Perfusion and fixation of mice were performed according to our recently described methods.40 Mice were deeply anesthetized with sodium pentobarbital (50 mg/kg, intraperitoneal injection) and injected with heparin sodium (1000 unit/kg, American Pharmacological Partners, Schaumburg, IL) into the left ventricle to prevent blood clotting. About 30 ml of 0.1 M phosphate-buffered saline pre-warmed to 37°C was first perfused into the circulation system through the left ventricle and drained out of the right atrium, followed by a perfusion of approximately 40 ml of fixative containing 4% formaldehyde (v/v) in 0.2 M phosphate buffer pre-cooled to 4°C. After perfusion brain, spinal cord and lumbar DRG were dissected, fixed for another 3-4 hours at 4°C in the same fixative, followed by incubation in 30% sucrose in phosphate-buffered saline overnight.
Sectioning of fixed tissues of brain (section thickness 30 mm), spinal cord (20 mm) and lumbar DRG (10 mm) was performed on a cryostat (CM1900, Leica, Solms, Germany), from three different TRESK wildtype and knockout mice. Immunostaining using specific antisera against TRESK (goat polyclonal IgG, TRESK/V-12, Santa Cruz Biotechnology, Santa Cruz, CA) was carried out according to the avidin-biotin peroxidase method described by Hsu et al.41 with minor modifications.40 Selected representative sections were immunostained in pretreated 12-well tissue culture plates (Becton Dickinson, Franklin Lakes, NJ). Tissue sections in each well were washed three times for 5 min each with washing buffer containing 10 mM phosphate-buffered saline, 1% normal rabbit serum (Vector Laboratories, Burlingame, CA) and 0.3% Triton X-100. After wash, the sections were incubated for 1 hour in blocking buffer (washing buffer containing 3% normal rabbit serum), and then incubated with 1:100 diluted TRESK antisera for 4 hours with a gentle shaking at room temperature, followed by a continuous incubation at 4°C overnight. After incubation with the TRESK antisera, the sections were washed and then incubated with a biotinylated rabbit-anti-goat antibody (the secondary antibody) that reacted to avidin/biotinylated peroxidase complex (Vector Laboratories, Burlingame, CA) for 2 hours with a gentle shaking at room temperature. In parallel three control incubations were done - without primary antisera, without secondary antibody, or with the primary antisera pre-neutralized with a blocking peptide that was used to raise the antisera. Diaminobenzidine substrate kit for peroxidase (Vector Laboratories) was used to localize the peroxidase reaction sites. The immunostained sections were mounted on glass microscopic slides, air dried and covered with a coverslip using Permount histological mounting medium (Fisher Scientific, Fair Lawn, NJ).

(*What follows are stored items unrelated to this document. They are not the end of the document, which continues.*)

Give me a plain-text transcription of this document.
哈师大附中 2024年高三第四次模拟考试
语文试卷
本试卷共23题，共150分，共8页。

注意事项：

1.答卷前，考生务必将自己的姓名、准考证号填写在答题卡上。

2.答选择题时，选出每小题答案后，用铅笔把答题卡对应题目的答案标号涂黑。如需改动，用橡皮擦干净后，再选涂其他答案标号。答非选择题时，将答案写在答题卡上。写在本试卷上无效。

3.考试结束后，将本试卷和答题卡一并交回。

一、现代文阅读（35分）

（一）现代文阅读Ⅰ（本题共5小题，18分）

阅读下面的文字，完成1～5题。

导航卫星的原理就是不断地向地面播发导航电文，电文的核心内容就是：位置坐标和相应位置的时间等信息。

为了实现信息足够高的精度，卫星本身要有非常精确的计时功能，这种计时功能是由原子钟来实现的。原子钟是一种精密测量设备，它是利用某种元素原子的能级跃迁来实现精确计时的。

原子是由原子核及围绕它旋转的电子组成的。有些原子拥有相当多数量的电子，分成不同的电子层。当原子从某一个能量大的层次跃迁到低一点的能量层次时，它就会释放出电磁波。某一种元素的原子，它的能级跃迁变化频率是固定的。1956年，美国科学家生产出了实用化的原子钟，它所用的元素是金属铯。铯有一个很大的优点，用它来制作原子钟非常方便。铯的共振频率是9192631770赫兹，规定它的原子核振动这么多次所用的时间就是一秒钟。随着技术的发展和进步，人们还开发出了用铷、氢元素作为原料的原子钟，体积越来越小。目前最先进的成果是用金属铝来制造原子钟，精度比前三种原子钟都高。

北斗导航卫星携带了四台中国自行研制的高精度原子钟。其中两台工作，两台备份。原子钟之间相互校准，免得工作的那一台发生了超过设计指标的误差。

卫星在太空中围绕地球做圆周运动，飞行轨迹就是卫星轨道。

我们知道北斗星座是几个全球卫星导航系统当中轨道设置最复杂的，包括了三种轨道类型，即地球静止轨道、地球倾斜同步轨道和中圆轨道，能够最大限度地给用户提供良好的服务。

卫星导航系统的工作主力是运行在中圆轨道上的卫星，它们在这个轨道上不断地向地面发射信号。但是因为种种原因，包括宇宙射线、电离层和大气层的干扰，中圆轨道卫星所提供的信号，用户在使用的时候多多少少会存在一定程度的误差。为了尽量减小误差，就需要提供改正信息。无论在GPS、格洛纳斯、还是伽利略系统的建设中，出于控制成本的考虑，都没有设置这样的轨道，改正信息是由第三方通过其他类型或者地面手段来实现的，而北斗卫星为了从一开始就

Images taken at 10×, 30× and 50× magnification were captured with a microscope (Leica MZFL III, Wetzlar, Germany) connected to a digital camera (Nikon Dxm 1200, Melville, NY), and images at 200× and 400× magnification were captured with different microscope (Nikon Eclipse E400, Yokohama, Japan) connected to a digital camera (Nikon D300, Yokohama, Japan). All images were converted to gray scale and digitalized. The stereotaxic coordinates of coronal sections of the mouse brain were assigned according to Paxinos and Franklin.42 The levels of the spinal cord sections were determined according to Paxinos.43
The following standardized tests were applied to TRESK knockout mice and wildtype littermates to elicit neurobehavioral differences:
mice were placed in an open field box free of distinct odor or objects and allowed to freely explore open field box for 5 minutes. Behavior was observed and scored as follows: active moves=sum of running, rearing or jumping events; inactive periods=sum of sniff and immobile events; grooming; total defecations and urinations.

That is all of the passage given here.